3D quantification of viral transduction efficiency in living human retinal organoids

Rogler TS, Salbaum KA, Sonntag SM, James R, Shelton ER, Brinkop AT, Klopstock T, Babutzka S, Michalakis S, Serwane F.
Preprint from
bioRxiv
12 March 2024
PPR
PPR818611
Abstract
The development of therapeutics relies on testing their efficiency and specificity in animals and human in vitro models. To optimize the efficiency of a gene therapy, for example, fluorescent reporters expressed by treated cells are often utilized as readouts. Traditionally, the overall fluorescence signal provides an estimate for the global transduction efficiency. However, detailed analysis of the transduction efficiency in individual cells within a tissue remains a challenge. Readout on a single cell level can be realized via fluorescence-activated cell sorting at the cost of tissue dissociation into single cells and loss of spatial information. Complementary, spatial information is accessible via immunofluorescence characterization of fixed samples.
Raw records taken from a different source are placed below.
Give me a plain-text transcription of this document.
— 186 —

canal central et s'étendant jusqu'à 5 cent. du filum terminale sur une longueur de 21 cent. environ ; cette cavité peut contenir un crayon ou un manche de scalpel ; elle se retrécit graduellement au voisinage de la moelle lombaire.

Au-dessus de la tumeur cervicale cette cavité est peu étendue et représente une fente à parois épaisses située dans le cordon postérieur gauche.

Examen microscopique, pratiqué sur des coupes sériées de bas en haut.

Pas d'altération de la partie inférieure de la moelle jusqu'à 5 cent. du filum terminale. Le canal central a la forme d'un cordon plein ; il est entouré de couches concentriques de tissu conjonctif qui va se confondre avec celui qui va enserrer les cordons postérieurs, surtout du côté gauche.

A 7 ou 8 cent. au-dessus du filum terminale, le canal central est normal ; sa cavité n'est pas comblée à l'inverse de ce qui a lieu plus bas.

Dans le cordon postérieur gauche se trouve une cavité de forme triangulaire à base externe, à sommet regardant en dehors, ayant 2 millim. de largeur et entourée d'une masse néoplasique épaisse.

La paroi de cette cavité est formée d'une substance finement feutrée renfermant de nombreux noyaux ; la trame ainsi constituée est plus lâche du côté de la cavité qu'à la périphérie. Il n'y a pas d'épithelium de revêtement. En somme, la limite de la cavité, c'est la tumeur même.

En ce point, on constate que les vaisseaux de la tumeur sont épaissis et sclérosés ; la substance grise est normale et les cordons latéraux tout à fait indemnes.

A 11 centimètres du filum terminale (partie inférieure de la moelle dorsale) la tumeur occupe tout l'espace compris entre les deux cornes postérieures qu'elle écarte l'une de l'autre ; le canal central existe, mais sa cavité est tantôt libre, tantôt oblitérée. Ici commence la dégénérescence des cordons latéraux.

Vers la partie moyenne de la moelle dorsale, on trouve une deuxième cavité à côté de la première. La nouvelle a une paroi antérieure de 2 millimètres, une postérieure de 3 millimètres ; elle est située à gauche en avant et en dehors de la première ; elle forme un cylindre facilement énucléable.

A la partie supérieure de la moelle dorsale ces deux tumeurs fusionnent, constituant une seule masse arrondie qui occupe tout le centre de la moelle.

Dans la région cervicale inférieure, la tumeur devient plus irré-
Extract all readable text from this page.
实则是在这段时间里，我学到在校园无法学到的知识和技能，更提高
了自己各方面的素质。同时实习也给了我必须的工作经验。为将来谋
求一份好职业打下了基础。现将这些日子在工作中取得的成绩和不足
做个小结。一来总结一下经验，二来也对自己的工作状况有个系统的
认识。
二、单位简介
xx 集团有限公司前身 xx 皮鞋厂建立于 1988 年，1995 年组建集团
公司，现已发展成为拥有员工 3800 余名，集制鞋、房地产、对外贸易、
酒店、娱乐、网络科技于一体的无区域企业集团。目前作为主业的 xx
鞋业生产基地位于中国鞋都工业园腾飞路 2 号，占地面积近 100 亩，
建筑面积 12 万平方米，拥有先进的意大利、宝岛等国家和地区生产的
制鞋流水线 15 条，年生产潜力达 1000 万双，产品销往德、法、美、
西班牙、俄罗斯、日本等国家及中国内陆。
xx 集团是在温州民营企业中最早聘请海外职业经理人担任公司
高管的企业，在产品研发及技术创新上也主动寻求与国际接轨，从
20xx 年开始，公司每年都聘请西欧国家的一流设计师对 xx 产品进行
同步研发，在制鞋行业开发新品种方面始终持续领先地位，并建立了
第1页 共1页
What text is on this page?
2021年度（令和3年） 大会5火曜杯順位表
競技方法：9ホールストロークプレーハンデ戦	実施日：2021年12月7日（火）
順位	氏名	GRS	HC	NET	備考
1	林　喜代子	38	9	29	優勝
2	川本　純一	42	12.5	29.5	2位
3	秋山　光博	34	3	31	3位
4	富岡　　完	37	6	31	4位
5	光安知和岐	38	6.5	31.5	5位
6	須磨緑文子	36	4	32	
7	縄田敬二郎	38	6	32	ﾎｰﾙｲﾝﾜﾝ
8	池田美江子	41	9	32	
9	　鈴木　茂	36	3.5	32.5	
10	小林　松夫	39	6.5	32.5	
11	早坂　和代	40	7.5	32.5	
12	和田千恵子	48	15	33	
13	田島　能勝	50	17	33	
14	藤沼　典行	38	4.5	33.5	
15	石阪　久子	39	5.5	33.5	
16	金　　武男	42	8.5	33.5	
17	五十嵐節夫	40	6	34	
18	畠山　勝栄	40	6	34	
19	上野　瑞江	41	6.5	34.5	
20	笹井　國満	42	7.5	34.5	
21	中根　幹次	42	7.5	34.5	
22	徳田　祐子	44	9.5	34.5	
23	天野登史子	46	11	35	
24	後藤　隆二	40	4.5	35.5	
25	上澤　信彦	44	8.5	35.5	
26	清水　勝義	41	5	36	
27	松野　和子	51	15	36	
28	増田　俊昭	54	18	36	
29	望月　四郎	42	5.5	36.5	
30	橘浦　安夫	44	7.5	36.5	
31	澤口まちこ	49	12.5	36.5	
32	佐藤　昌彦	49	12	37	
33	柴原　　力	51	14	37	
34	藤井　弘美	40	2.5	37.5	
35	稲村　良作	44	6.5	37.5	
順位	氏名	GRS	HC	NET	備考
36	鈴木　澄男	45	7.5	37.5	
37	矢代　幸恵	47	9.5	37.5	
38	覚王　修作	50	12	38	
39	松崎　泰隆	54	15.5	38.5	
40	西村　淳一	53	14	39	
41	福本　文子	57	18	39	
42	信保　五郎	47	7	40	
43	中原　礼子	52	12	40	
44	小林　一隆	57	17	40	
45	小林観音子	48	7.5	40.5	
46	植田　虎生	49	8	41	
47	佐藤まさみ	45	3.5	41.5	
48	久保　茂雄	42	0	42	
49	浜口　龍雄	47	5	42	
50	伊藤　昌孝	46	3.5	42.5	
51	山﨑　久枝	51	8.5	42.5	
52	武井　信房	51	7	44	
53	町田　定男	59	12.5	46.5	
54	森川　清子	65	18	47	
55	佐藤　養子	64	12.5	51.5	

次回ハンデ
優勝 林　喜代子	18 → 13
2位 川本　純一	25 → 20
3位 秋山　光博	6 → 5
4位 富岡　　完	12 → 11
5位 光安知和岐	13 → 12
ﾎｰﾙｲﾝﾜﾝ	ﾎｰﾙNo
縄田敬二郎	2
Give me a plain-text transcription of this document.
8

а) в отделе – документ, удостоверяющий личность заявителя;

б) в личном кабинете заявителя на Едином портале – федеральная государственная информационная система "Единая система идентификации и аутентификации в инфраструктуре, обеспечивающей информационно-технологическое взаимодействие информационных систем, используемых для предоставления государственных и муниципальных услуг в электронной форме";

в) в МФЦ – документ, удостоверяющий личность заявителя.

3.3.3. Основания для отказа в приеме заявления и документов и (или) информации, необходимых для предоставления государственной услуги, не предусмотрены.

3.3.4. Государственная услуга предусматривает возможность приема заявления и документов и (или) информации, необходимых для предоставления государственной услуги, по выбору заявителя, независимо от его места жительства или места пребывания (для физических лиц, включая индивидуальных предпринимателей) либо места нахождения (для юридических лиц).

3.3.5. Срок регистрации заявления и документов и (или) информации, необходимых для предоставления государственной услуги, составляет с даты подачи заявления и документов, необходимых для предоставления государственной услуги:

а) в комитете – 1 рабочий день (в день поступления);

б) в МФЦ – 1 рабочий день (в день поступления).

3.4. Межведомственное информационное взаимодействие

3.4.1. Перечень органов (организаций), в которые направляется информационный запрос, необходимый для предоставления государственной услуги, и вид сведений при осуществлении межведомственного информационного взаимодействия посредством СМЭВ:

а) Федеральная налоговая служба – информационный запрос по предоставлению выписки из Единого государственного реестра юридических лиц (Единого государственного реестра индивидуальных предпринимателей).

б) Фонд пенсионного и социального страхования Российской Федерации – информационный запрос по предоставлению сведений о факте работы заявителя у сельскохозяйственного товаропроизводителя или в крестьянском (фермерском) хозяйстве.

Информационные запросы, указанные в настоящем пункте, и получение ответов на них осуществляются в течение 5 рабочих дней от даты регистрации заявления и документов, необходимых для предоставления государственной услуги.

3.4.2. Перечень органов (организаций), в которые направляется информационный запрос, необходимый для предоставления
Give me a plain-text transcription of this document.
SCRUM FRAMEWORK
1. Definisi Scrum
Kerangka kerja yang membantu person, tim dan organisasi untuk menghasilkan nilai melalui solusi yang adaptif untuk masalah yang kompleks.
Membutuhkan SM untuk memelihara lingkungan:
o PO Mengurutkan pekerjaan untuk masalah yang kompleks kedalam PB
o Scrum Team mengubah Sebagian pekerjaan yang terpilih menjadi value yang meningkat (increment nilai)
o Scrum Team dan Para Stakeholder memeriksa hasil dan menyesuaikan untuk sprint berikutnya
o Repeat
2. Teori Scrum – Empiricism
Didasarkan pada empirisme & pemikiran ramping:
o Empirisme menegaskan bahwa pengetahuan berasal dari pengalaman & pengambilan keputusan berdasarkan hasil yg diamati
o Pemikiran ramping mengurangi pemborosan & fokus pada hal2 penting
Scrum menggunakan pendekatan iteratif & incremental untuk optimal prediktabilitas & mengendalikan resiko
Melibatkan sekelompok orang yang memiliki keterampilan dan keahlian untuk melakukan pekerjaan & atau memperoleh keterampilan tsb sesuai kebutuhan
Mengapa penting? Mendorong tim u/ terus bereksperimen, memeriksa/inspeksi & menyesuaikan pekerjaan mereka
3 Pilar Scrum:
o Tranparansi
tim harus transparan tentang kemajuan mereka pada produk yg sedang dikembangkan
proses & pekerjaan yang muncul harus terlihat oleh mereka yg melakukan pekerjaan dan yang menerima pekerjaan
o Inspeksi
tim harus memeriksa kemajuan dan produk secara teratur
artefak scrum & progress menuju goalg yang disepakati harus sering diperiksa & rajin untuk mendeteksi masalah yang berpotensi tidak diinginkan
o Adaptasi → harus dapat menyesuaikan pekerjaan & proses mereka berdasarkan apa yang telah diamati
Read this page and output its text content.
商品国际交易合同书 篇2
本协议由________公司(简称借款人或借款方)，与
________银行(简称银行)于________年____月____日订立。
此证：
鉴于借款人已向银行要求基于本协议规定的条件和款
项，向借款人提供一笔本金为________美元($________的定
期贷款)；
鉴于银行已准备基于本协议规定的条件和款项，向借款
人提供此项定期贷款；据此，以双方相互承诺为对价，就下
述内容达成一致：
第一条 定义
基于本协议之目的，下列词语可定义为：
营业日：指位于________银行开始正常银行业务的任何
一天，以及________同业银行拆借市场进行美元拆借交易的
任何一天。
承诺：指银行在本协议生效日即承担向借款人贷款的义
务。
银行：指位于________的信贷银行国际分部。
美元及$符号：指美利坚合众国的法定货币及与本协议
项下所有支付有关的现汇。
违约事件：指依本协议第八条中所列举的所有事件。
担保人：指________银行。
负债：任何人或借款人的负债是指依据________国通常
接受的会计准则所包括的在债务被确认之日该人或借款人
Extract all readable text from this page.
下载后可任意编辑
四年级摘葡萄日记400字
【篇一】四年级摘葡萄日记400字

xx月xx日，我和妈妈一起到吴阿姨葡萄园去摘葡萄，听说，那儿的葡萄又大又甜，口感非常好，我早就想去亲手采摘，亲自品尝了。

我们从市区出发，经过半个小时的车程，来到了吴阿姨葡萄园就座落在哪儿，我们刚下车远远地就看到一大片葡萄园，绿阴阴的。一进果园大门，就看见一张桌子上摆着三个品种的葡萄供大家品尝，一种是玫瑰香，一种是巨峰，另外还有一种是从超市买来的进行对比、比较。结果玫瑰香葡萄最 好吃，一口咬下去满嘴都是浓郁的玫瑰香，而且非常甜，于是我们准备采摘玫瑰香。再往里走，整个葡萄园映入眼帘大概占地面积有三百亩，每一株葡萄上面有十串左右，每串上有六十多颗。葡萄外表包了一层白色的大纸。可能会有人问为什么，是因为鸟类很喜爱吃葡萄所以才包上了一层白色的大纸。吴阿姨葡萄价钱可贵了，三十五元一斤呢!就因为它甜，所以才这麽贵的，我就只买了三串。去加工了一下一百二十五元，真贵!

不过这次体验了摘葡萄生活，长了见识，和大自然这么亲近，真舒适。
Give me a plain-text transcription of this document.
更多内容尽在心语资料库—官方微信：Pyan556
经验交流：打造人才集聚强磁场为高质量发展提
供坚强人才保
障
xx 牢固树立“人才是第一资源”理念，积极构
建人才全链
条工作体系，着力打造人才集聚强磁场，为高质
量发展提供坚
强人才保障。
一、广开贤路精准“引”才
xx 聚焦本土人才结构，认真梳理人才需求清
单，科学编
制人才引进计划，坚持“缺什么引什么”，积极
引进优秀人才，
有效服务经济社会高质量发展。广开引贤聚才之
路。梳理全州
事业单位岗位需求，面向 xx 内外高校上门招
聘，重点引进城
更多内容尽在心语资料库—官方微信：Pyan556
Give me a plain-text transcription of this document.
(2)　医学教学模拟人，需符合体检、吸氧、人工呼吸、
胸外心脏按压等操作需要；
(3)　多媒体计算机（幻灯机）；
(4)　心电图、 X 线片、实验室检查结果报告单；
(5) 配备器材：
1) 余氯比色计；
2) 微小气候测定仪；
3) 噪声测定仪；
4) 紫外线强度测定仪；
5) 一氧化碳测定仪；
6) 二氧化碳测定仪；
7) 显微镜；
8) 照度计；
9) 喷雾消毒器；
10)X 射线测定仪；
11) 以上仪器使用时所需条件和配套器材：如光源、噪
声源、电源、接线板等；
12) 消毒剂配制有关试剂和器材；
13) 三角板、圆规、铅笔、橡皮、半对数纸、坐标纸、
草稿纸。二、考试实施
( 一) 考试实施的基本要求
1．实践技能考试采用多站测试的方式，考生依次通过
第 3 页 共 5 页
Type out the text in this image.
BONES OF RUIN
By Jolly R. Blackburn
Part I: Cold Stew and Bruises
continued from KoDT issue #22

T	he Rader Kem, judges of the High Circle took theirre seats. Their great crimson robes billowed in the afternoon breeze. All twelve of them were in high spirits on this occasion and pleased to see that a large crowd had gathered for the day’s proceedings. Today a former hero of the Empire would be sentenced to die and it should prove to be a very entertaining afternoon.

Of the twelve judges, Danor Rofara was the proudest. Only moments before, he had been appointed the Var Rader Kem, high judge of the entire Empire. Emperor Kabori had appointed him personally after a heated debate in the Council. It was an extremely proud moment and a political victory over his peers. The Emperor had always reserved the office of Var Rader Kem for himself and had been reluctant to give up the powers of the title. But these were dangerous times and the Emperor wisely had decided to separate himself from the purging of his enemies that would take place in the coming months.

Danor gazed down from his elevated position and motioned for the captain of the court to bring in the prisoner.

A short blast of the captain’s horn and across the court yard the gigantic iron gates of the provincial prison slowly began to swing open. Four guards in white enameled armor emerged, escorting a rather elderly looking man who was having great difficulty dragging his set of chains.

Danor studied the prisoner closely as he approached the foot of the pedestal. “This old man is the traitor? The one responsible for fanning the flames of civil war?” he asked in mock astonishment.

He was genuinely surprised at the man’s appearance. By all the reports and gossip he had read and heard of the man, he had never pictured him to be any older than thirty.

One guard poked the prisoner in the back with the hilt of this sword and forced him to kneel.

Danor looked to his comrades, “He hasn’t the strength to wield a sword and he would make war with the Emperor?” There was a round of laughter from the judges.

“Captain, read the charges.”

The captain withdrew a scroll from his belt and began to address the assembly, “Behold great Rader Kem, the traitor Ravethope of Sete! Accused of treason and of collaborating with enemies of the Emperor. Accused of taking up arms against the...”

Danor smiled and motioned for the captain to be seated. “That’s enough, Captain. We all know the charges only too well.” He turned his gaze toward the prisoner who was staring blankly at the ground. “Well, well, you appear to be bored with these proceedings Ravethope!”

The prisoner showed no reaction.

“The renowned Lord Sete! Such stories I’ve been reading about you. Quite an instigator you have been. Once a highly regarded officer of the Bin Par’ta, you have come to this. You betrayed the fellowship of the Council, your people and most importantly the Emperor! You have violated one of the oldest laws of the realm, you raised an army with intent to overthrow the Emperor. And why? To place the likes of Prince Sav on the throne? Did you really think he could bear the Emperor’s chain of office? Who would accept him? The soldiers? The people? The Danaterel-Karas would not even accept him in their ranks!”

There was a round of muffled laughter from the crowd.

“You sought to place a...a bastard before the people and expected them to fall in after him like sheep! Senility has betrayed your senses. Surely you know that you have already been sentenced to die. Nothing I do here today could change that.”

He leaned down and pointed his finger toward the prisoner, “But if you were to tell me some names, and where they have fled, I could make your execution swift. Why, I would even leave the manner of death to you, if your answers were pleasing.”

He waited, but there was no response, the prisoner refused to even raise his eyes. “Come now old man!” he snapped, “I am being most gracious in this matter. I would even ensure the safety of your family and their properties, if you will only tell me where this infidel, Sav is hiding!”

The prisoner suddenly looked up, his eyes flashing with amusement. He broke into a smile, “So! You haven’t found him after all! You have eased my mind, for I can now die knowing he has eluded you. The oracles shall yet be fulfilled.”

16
However, those approaches impede time-dependent studies and prevent the recording of the dynamic interplay between the viral vector and the target cells in a 3D tissue. Here, we provide a quantitative, three-dimensional characterization of viral transduction efficiencies in living retinal organoids. We combine engineered adeno-associated virus (AAV) vectors, confocal live-imaging, and deep learning-based image segmentation to establish a quantitative test platform for gene delivery. To establish this, we transduced human retinal organoids with specific AAV vectors and imaged the fluorescent reporter expression in 3D. We measured a faster onset (7 days) and higher transduction efficiency (82%) of an AAV vector with optimized serotype (AAV2.NN) compared to two other AAV serotypes (AAV2.7m8, AAV9.NN). This highlights the practicality and functionality of our platform as a testbed for future treatments. The combination of optimized viral vectors, live-imaging, and deep learning-based image processing has the potential to guide the development of therapies in a variety of biomedical applications.